ちなみに「つゆ」とは元来「露」のこと。それに「梅雨」の字を当てた。梅の実が生る季節に降る雨だからだとか・・・まことに風情のある当て字だ。そこから音読みの「梅雨前線」という呼び名も生まれた。
この時期、太陽の恵みは少なくなるが、恵みの雨が大地を潤し、植物を育て、ホタルまで飛びかわしてくれる。梅雨が明け、七夕(今年は8月4日)には満天の星を仰ぎ見る・・・。日本独特の歳時記だ。
それはさておき、昼夜の長さの変化はなぜ起きるのか。それは地球の軸が少し傾いているからなのである。地軸が公転面の垂線に対して23.4度傾いていることにより、赤道付近以外は昼夜の長さが変化し、四季が生じるのである。もし、地球が垂直軸で自転していたら、いつも春分の日(もしくは秋分の日)状態となり、季節の変化も望めなかった。
水田耕作も文学も生まれなかったかもしれぬ。宇宙の創造主(神のおぼしめし)に感謝せずにはいられない。
わずか23.4度の傾きが、地球にさまざまな人種や文化をもたらしてくれたのだ。民族紛争が解決せぬ原因は、この大いなる創造主の恵みをわざと見ぬようにしているためではなかろうか。

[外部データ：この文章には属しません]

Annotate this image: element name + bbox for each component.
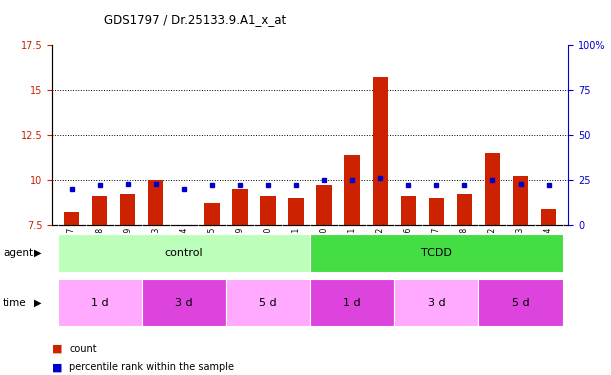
Bar — [120, 194, 136, 225]
Text: ▶: ▶ — [34, 248, 41, 258]
Text: control: control — [164, 248, 203, 258]
Text: ■: ■ — [52, 344, 62, 354]
Text: percentile rank within the sample: percentile rank within the sample — [69, 363, 234, 372]
Text: 5 d: 5 d — [512, 298, 529, 308]
Bar — [57, 234, 310, 272]
Bar — [148, 180, 164, 225]
Bar — [142, 279, 226, 326]
Bar — [401, 196, 416, 225]
Bar — [316, 185, 332, 225]
Bar — [92, 196, 108, 225]
Text: ▶: ▶ — [34, 298, 41, 308]
Bar — [513, 176, 529, 225]
Bar — [310, 234, 563, 272]
Bar — [64, 212, 79, 225]
Bar — [310, 279, 394, 326]
Text: 3 d: 3 d — [175, 298, 192, 308]
Bar — [394, 279, 478, 326]
Text: agent: agent — [3, 248, 33, 258]
Text: ■: ■ — [52, 363, 62, 372]
Bar — [260, 196, 276, 225]
Bar — [478, 279, 563, 326]
Bar — [456, 194, 472, 225]
Text: count: count — [69, 344, 97, 354]
Text: 5 d: 5 d — [259, 298, 277, 308]
Text: 1 d: 1 d — [343, 298, 361, 308]
Bar — [232, 189, 247, 225]
Bar — [226, 279, 310, 326]
Bar — [288, 198, 304, 225]
Bar — [429, 198, 444, 225]
Text: TCDD: TCDD — [421, 248, 452, 258]
Text: GDS1797 / Dr.25133.9.A1_x_at: GDS1797 / Dr.25133.9.A1_x_at — [104, 13, 286, 26]
Bar — [485, 153, 500, 225]
Bar — [541, 209, 556, 225]
Text: 3 d: 3 d — [428, 298, 445, 308]
Bar — [345, 155, 360, 225]
Text: 1 d: 1 d — [91, 298, 108, 308]
Bar — [57, 279, 142, 326]
Bar — [204, 203, 219, 225]
Text: time: time — [3, 298, 27, 308]
Bar — [373, 77, 388, 225]
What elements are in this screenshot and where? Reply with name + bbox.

例えば、自分たちの宗教の正当性を押し出して、パレスチナの四つの地域を占領し続けることは戦争終結の道とは正反対の行動だということに早く気づいてはどうか。真のグローバルな物の考え方とは、地球に人工衛星を張りめぐらして一網打尽にすることではなく、科学の力を駆使して相手を思いやることだと思う。
本日夏至。北極では白夜。逆に、南極はまっくら。南半球は冬、すなわち〝冬至〟である。